Polymorphysm of tumor necrosis factor-Α interleukin-10 gene with pulmonary tuberculosis susceptibility (Turnitin Version)

Pulmonary tuberculosis (TB) is an infectious disease caused by the acid-fast bacterium Mycobacterium
tuberculosis (MTB). It is a progressive granulomatous infection, spreading through droplets in the air, and
can be fatal. This makes a patient with pulmonary TB a primary source of transmission in the surrounding
population. This case-control research was carried out at the Central Laboratory of the Lung Hospital of
West Sumatra. The analysis of polymorphisms of the tumor necrosis factor-α (TNF-α) and the interleukin
(IL)-10 genes was carried out at the Biomedical Laboratory of the Faculty of Medicine, Andalas University,
in collaboration with 1st Base Malaysia. The results indicate that the clinical symptoms of TB can be grouped
into either general or specific based on the organ involved. The clinical picture is not always typical, making
clinical diagnosis difficult.
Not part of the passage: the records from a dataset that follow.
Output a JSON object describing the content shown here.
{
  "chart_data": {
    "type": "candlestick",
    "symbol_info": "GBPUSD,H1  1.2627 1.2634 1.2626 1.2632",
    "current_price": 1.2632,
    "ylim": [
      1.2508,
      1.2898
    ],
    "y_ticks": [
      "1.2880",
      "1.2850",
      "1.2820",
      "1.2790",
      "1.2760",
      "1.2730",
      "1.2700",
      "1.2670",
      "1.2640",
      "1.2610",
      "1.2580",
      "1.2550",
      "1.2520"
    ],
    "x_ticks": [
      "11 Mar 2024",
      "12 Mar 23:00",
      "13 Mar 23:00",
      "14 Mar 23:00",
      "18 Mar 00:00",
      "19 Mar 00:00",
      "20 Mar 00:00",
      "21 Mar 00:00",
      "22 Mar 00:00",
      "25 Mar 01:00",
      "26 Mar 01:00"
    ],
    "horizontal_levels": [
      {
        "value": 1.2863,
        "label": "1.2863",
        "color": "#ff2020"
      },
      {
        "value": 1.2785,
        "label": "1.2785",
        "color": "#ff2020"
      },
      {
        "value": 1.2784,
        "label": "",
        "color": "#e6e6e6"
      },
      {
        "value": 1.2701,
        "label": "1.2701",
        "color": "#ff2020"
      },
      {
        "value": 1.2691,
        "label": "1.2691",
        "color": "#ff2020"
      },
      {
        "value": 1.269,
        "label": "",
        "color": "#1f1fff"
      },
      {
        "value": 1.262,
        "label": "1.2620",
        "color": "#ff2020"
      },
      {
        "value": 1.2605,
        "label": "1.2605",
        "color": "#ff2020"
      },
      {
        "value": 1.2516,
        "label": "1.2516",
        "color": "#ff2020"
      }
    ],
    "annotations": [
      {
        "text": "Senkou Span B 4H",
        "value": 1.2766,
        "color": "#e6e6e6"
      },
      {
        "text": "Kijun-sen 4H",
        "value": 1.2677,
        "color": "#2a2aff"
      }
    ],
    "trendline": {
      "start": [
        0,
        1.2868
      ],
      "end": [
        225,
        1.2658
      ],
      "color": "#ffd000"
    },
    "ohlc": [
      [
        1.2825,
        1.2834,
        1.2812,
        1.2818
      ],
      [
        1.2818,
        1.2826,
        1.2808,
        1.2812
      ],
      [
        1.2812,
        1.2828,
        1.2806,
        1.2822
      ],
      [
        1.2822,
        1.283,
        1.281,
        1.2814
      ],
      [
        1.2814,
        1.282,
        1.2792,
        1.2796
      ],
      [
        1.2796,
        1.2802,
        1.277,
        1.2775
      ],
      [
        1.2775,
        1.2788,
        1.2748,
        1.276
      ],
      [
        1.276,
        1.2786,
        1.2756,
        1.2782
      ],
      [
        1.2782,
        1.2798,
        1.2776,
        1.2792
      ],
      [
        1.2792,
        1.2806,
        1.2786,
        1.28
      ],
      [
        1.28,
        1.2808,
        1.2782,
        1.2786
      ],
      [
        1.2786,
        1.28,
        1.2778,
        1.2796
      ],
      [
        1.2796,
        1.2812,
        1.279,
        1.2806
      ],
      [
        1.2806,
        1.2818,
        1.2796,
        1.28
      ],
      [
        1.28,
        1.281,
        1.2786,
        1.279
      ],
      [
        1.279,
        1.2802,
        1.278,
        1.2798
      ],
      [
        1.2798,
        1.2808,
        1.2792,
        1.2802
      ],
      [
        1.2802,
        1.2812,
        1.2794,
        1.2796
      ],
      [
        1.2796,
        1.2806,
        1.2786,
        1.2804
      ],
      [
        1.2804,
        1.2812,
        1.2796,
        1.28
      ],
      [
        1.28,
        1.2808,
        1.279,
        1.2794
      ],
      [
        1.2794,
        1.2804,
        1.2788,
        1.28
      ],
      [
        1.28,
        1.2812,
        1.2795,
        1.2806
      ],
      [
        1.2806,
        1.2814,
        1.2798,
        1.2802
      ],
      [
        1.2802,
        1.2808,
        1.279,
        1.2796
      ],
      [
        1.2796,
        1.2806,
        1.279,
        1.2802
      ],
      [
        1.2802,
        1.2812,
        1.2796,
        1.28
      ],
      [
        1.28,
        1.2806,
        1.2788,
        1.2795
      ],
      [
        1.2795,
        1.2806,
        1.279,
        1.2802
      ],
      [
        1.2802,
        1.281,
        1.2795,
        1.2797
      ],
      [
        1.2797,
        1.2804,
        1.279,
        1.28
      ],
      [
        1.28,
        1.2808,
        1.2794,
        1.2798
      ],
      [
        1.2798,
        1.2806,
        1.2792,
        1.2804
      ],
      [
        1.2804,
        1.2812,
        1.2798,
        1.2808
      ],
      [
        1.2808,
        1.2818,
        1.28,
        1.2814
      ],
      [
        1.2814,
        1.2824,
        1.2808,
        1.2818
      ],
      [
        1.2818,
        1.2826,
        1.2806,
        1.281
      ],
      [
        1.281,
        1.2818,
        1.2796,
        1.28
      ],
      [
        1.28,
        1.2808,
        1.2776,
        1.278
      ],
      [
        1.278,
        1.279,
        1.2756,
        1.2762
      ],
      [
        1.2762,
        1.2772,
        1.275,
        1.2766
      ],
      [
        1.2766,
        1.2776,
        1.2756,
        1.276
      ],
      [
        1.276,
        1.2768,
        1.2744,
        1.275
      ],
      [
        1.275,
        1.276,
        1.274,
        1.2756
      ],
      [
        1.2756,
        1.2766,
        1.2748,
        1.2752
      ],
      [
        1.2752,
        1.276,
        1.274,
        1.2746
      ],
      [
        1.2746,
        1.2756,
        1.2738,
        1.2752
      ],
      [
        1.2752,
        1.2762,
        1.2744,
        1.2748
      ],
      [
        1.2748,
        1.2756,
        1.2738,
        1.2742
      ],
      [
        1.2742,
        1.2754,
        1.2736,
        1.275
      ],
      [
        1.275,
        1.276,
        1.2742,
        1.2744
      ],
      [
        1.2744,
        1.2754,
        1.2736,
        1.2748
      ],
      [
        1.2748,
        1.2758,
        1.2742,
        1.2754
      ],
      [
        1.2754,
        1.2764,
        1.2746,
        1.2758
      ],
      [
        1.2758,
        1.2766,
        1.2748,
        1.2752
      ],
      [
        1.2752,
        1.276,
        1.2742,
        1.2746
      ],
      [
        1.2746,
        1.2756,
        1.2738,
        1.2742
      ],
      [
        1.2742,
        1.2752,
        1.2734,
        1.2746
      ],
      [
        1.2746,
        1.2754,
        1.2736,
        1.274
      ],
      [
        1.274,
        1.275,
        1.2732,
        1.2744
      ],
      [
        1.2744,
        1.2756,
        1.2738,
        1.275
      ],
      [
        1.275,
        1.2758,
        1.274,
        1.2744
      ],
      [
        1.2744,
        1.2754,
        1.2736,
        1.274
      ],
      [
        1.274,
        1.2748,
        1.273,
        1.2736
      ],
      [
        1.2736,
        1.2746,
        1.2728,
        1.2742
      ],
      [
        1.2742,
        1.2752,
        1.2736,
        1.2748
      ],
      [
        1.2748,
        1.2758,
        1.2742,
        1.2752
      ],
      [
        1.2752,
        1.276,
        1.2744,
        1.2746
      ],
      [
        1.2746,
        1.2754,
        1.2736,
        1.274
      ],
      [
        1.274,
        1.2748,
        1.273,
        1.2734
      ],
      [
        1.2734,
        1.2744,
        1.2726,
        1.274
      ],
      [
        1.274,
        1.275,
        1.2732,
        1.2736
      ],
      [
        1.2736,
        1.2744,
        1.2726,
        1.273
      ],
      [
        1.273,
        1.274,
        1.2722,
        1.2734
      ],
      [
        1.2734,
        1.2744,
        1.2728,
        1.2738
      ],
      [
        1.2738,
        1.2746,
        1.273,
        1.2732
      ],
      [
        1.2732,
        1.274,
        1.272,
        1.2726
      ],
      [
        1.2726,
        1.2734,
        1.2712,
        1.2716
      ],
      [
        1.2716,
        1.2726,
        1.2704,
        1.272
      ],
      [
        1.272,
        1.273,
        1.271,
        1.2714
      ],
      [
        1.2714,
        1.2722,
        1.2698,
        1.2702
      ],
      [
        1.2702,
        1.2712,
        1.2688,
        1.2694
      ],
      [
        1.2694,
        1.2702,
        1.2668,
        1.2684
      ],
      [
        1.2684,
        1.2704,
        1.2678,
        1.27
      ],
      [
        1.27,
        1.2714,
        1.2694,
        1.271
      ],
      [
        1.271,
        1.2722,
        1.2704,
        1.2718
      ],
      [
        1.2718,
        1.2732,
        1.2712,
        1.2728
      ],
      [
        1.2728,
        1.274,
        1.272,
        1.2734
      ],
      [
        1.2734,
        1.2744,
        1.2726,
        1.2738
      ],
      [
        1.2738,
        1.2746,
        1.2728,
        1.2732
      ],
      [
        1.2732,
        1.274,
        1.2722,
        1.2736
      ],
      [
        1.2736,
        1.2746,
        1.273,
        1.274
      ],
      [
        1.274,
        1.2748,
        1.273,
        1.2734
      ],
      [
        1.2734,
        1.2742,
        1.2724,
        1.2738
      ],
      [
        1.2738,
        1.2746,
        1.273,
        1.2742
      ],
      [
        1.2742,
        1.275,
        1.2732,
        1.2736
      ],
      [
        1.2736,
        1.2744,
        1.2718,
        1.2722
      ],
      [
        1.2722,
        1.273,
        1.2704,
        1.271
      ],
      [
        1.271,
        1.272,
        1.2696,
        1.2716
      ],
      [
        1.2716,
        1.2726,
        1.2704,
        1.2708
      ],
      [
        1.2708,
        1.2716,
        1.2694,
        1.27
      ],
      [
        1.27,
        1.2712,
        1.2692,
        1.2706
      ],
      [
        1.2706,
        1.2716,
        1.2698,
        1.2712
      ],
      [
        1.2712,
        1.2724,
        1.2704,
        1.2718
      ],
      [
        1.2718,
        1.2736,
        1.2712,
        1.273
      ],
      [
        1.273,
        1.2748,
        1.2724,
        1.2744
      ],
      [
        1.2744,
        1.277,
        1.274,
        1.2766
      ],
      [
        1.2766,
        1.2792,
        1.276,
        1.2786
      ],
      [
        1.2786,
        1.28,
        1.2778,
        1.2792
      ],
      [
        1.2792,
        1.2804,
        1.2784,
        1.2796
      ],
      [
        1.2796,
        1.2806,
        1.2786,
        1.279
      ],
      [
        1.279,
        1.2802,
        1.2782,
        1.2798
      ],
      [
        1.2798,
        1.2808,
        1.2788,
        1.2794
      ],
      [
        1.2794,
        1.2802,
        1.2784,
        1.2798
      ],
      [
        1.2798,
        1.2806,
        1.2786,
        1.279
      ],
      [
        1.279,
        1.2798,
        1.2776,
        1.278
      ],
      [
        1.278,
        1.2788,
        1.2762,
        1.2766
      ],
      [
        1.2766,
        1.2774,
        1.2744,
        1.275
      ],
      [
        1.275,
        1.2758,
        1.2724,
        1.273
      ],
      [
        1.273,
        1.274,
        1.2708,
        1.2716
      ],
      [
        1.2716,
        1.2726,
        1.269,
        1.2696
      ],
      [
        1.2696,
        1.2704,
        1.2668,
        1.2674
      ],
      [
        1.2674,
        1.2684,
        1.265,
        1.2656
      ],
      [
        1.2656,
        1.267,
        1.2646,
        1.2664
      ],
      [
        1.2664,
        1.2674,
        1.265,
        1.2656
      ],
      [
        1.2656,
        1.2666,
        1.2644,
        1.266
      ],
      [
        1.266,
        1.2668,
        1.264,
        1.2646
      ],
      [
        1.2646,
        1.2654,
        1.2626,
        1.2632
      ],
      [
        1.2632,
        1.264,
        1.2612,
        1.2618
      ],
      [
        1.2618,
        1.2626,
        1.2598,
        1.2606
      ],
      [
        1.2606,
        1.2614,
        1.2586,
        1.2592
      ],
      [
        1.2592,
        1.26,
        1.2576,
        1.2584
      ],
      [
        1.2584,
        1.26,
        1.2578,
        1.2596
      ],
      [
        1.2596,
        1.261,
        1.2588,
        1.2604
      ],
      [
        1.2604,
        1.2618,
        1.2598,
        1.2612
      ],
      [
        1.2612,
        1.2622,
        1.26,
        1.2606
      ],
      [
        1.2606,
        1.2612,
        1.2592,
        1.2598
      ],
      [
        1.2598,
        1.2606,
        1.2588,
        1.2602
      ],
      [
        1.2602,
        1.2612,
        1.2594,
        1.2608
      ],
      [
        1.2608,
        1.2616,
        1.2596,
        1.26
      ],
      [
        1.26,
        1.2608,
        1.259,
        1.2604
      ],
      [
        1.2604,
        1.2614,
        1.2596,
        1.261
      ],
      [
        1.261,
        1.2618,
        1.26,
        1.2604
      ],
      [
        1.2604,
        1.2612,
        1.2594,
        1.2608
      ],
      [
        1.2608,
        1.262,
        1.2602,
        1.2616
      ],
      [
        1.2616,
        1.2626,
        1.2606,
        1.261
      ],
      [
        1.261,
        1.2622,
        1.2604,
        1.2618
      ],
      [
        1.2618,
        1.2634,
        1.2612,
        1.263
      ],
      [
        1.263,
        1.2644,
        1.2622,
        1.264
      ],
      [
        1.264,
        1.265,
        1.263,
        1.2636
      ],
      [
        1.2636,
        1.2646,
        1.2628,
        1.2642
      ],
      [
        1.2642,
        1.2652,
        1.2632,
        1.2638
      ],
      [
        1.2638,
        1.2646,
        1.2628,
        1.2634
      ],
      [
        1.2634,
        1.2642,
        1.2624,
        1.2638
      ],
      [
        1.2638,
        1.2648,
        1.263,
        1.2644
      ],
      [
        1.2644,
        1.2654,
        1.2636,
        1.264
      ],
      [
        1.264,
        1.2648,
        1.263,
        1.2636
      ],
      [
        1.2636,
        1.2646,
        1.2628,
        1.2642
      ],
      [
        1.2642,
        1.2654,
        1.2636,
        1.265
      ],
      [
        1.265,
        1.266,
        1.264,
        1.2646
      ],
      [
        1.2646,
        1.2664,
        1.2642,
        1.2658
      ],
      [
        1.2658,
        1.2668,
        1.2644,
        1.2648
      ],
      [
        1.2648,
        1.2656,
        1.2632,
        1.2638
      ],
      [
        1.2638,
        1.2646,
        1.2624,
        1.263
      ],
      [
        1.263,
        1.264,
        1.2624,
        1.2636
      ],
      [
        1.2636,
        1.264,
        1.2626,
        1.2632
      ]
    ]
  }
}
TNF-α is a cytokine secreted by Th1 cells, macrophages, monocytes, neutrophils,
effector T lymphocytes (T cells), and natural killer (NK) cells. It prevents pulmonary TB infection and
maintains latent TB status by activating macrophages, transporting them to the site of infection, and forming
granulomas that control TB infection. It also prevents the reactivation of persistent TB infection, modulates
pulmonary expression of specific immunological factors, and limits the pathological response of the host.During aerosol transmission of MTB, the first cells exposed to the pathogen are alveolar macrophages and pulmonary dendritic cells, which get activated and phagocytose MTB, producing TNF-α and IL-12 cytokines, that in turn activate host antimicrobial mechanisms, and induce IL-10 to inhibit the mechanism.